We all see those commercials with the happy cows. We like to think the milk we drink comes from cows that live their days grazing on grass and flirting with bulls.
This picture of happy cows grazing on a serene hill is a lie. Most dairy cows live an unhappy and stressful life. They are expected to produce 48 gallons of milk a day for our children, but are not allowed to give even a drop to their children. When a dairy cow gives birth, her child is immediately taken from her. If the child happens to be female, she is removed from the mother and given colostrum (a yellowish liquid, especially rich in immune factors, secreted by the a pregnant cow a few days before and after the birth of their young). If her child is unlucky enough to be a male, he is taken away to a lot where the males are held and he will not be given colostrum or anything else for that matter. Males are worthless to a dairy farmer.

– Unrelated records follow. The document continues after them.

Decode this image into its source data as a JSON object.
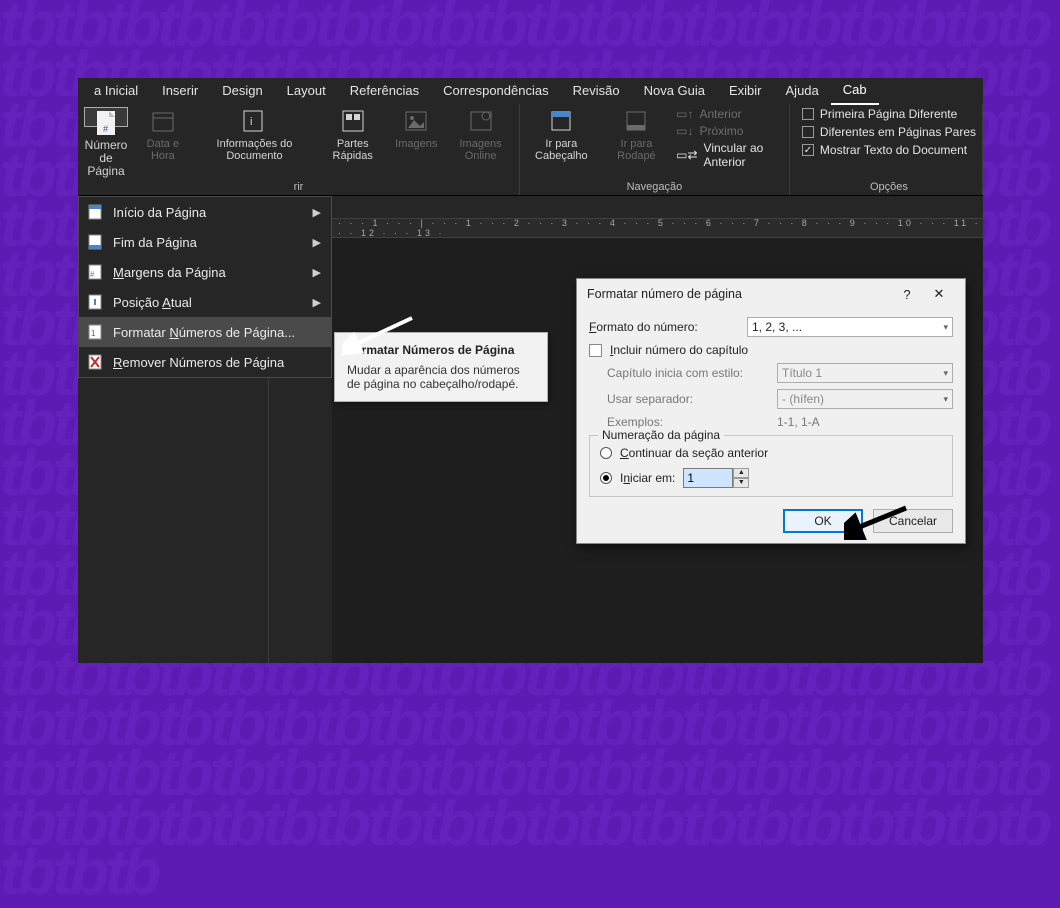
{
  "tabs": {
    "home": "a Inicial",
    "insert": "Inserir",
    "design": "Design",
    "layout": "Layout",
    "references": "Referências",
    "mailings": "Correspondências",
    "review": "Revisão",
    "new_tab": "Nova Guia",
    "view": "Exibir",
    "help": "Ajuda",
    "header_footer": "Cab"
  },
  "ribbon": {
    "group_header_footer": {
      "page_number": "Número de Página",
      "date_time": "Data e Hora",
      "doc_info": "Informações do Documento",
      "quick_parts": "Partes Rápidas",
      "images": "Imagens",
      "online_images": "Imagens Online",
      "label": "rir"
    },
    "group_nav": {
      "goto_header": "Ir para Cabeçalho",
      "goto_footer": "Ir para Rodapé",
      "previous": "Anterior",
      "next": "Próximo",
      "link_previous": "Vincular ao Anterior",
      "label": "Navegação"
    },
    "group_options": {
      "diff_first": "Primeira Página Diferente",
      "diff_odd_even": "Diferentes em Páginas Pares",
      "show_doc_text": "Mostrar Texto do Document",
      "label": "Opções"
    }
  },
  "menu": {
    "top_of_page": "Início da Página",
    "bottom_of_page": "Fim da Página",
    "page_margins": "Margens da Página",
    "current_position": "Posição Atual",
    "format_numbers": "Formatar Números de Página...",
    "remove_numbers": "Remover Números de Página"
  },
  "tooltip": {
    "title": "Formatar Números de Página",
    "desc": "Mudar a aparência dos números de página no cabeçalho/rodapé."
  },
  "ruler": "· · · 1 · · · | · · · 1 · · · 2 · · · 3 · · · 4 · · · 5 · · · 6 · · · 7 · · · 8 · · · 9 · · · 10 · · · 11 · · · 12 · · · 13 ·",
  "dialog": {
    "title": "Formatar número de página",
    "help": "?",
    "close": "✕",
    "format_label": "Formato do número:",
    "format_value": "1, 2, 3, ...",
    "include_chapter": "Incluir número do capítulo",
    "chapter_style_label": "Capítulo inicia com estilo:",
    "chapter_style_value": "Título 1",
    "separator_label": "Usar separador:",
    "separator_value": "-   (hífen)",
    "examples_label": "Exemplos:",
    "examples_value": "1-1, 1-A",
    "numbering_legend": "Numeração da página",
    "continue_prev": "Continuar da seção anterior",
    "start_at": "Iniciar em:",
    "start_at_value": "1",
    "ok": "OK",
    "cancel": "Cancelar"
  }
}
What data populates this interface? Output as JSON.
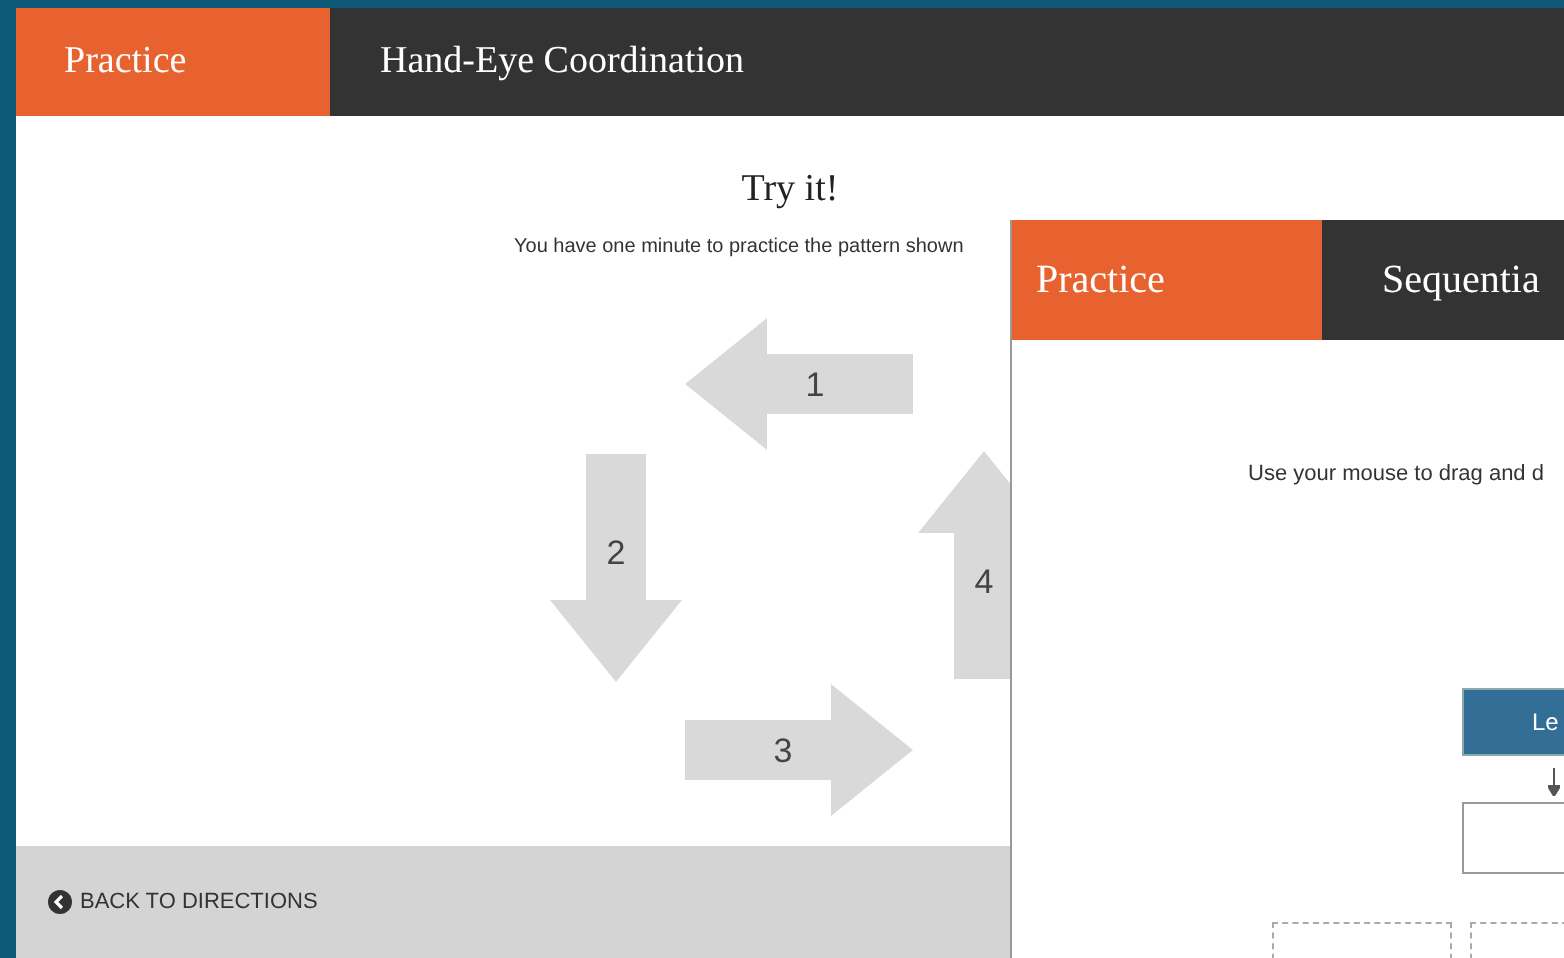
{
  "main_window": {
    "tab": "Practice",
    "title": "Hand-Eye Coordination",
    "heading": "Try it!",
    "instruction": "You have one minute to practice the pattern shown",
    "arrows": [
      {
        "number": "1",
        "kind": "left"
      },
      {
        "number": "2",
        "kind": "down"
      },
      {
        "number": "3",
        "kind": "right"
      },
      {
        "number": "4",
        "kind": "up"
      }
    ],
    "back_link": "BACK TO DIRECTIONS"
  },
  "front_window": {
    "tab": "Practice",
    "title": "Sequentia",
    "instruction": "Use your mouse to drag and d",
    "button": "Le"
  }
}
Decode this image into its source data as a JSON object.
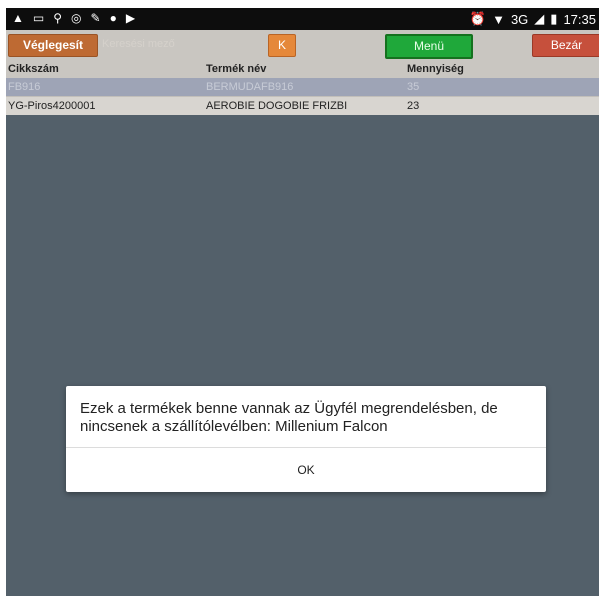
{
  "statusbar": {
    "icons_left": [
      "warning-icon",
      "image-icon",
      "usb-icon",
      "lifebuoy-icon",
      "wrench-icon",
      "location-icon",
      "play-icon"
    ],
    "network": "3G",
    "time": "17:35"
  },
  "toolbar": {
    "finalize_label": "Véglegesít",
    "search_placeholder": "Keresési mező",
    "k_label": "K",
    "menu_label": "Menü",
    "close_label": "Bezár"
  },
  "table": {
    "columns": [
      "Cikkszám",
      "Termék név",
      "Mennyiség"
    ],
    "rows": [
      {
        "sku": "FB916",
        "name": "BERMUDAFB916",
        "qty": "35"
      },
      {
        "sku": "YG-Piros4200001",
        "name": "AEROBIE DOGOBIE FRIZBI",
        "qty": "23"
      }
    ]
  },
  "dialog": {
    "message": "Ezek a termékek benne vannak az Ügyfél megrendelésben, de nincsenek a szállítólevélben:  Millenium Falcon",
    "ok_label": "OK"
  }
}
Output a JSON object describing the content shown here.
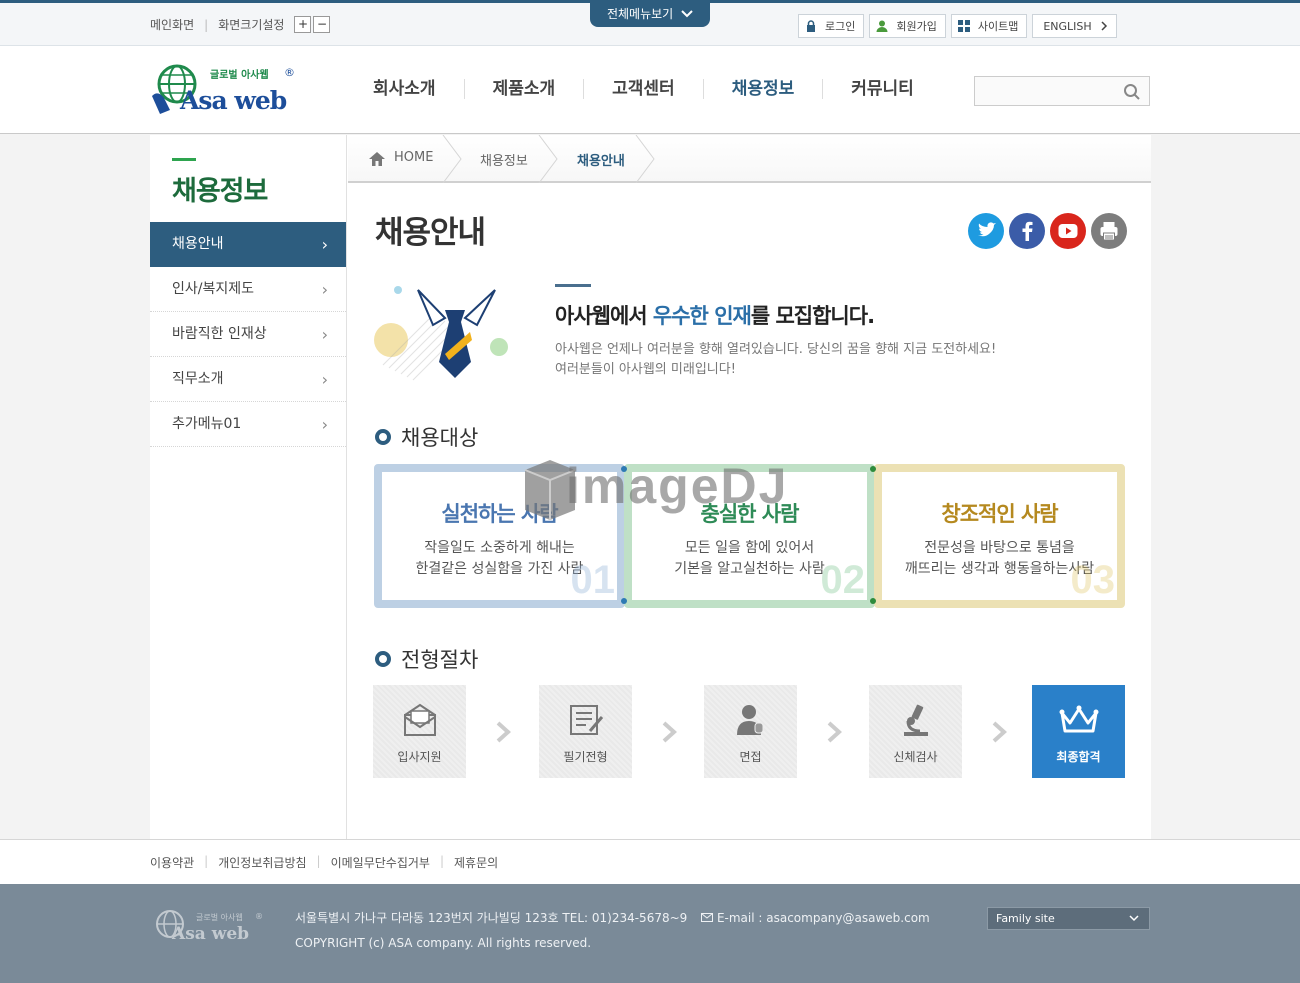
{
  "util": {
    "home": "메인화면",
    "font_size": "화면크기설정",
    "zoom_in": "+",
    "zoom_out": "−",
    "all_menu": "전체메뉴보기",
    "login": "로그인",
    "join": "회원가입",
    "sitemap": "사이트맵",
    "english": "ENGLISH"
  },
  "logo": {
    "top_text": "글로벌 아사웹",
    "main_text": "Asa web",
    "reg": "®"
  },
  "gnb": {
    "items": [
      "회사소개",
      "제품소개",
      "고객센터",
      "채용정보",
      "커뮤니티"
    ],
    "active_index": 3
  },
  "lnb": {
    "title": "채용정보",
    "items": [
      "채용안내",
      "인사/복지제도",
      "바람직한 인재상",
      "직무소개",
      "추가메뉴01"
    ],
    "active_index": 0
  },
  "breadcrumb": {
    "home": "HOME",
    "level1": "채용정보",
    "level2": "채용안내"
  },
  "page": {
    "title": "채용안내",
    "sns": [
      "twitter-icon",
      "facebook-icon",
      "youtube-icon",
      "print-icon"
    ]
  },
  "intro": {
    "headline_pre": "아사웹에서 ",
    "headline_hl": "우수한 인재",
    "headline_post": "를 모집합니다.",
    "desc_line1": "아사웹은 언제나 여러분을 향해 열려있습니다. 당신의 꿈을 향해 지금 도전하세요!",
    "desc_line2": "여러분들이 아사웹의 미래입니다!"
  },
  "targets": {
    "section_title": "채용대상",
    "items": [
      {
        "title": "실천하는 사람",
        "line1": "작을일도 소중하게 해내는",
        "line2": "한결같은 성실함을 가진 사람",
        "num": "01",
        "color": "#4a76b0",
        "border": "#bdd0e4"
      },
      {
        "title": "충실한 사람",
        "line1": "모든 일을 함에 있어서",
        "line2": "기본을 알고실천하는 사람",
        "num": "02",
        "color": "#2e8b57",
        "border": "#bfe0c6"
      },
      {
        "title": "창조적인 사람",
        "line1": "전문성을 바탕으로 통념을",
        "line2": "깨뜨리는 생각과 행동을하는사람",
        "num": "03",
        "color": "#b5891f",
        "border": "#ece1b4"
      }
    ]
  },
  "process": {
    "section_title": "전형절차",
    "steps": [
      "입사지원",
      "필기전형",
      "면접",
      "신체검사",
      "최종합격"
    ]
  },
  "footer": {
    "links": [
      "이용약관",
      "개인정보취급방침",
      "이메일무단수집거부",
      "제휴문의"
    ],
    "address": "서울특별시 가나구 다라동 123번지 가나빌딩 123호  TEL: 01)234-5678~9",
    "email": "E-mail : asacompany@asaweb.com",
    "copyright": "COPYRIGHT (c) ASA company. All rights reserved.",
    "family_site": "Family site"
  },
  "watermark": "imageDJ"
}
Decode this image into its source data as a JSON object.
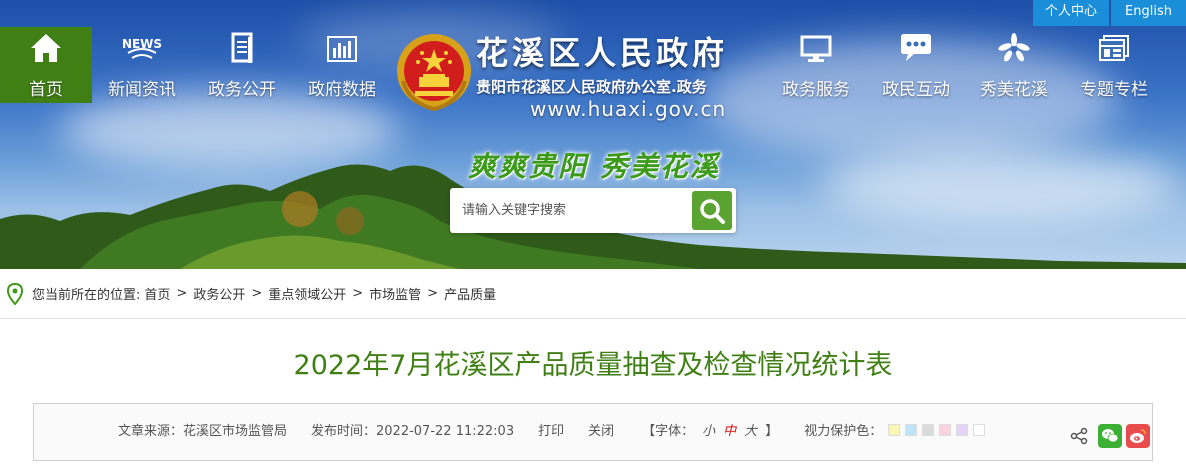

For male born dairy cows, called bob cows, their lot is to be held for transport where they are either taken to auction, slaughter or a feed lot. The lucky one's go to a feed lot. There, the bob cow will be loaded with antibiotics (because he has no natural immunity) and will hopefully survive until slaughter. Bob cows taken to auction are usually sold for veal production. In some states, it is illegal to crate a calf but in all too many, it remains standard practice. Crating is where a bob cow is put in a stall so small he can not move. At first, the bob cow will struggle and cry, but eventually he will realize no one is going to help him and becomes resigned. He will be put on a diet that will fatten his muscles while keeping him weak and malnourished. The bob cows that go directly to slaughter are the one's not healthy enough to survive auction or a feed lot. They are generally ground up, bones and all, into beef meal and sold for dog food or to other industries.
These are babies. Babies taken from their mother and thrown into hell because they are not profitable... I beg you to contact your state and federal representatives and ask them to enact laws that will reform current dairy farm practices. Ask for the ethical treatment of male calves and if your state still allows crating, ask for this antiquated practice to be replaced with newer, more humane methods.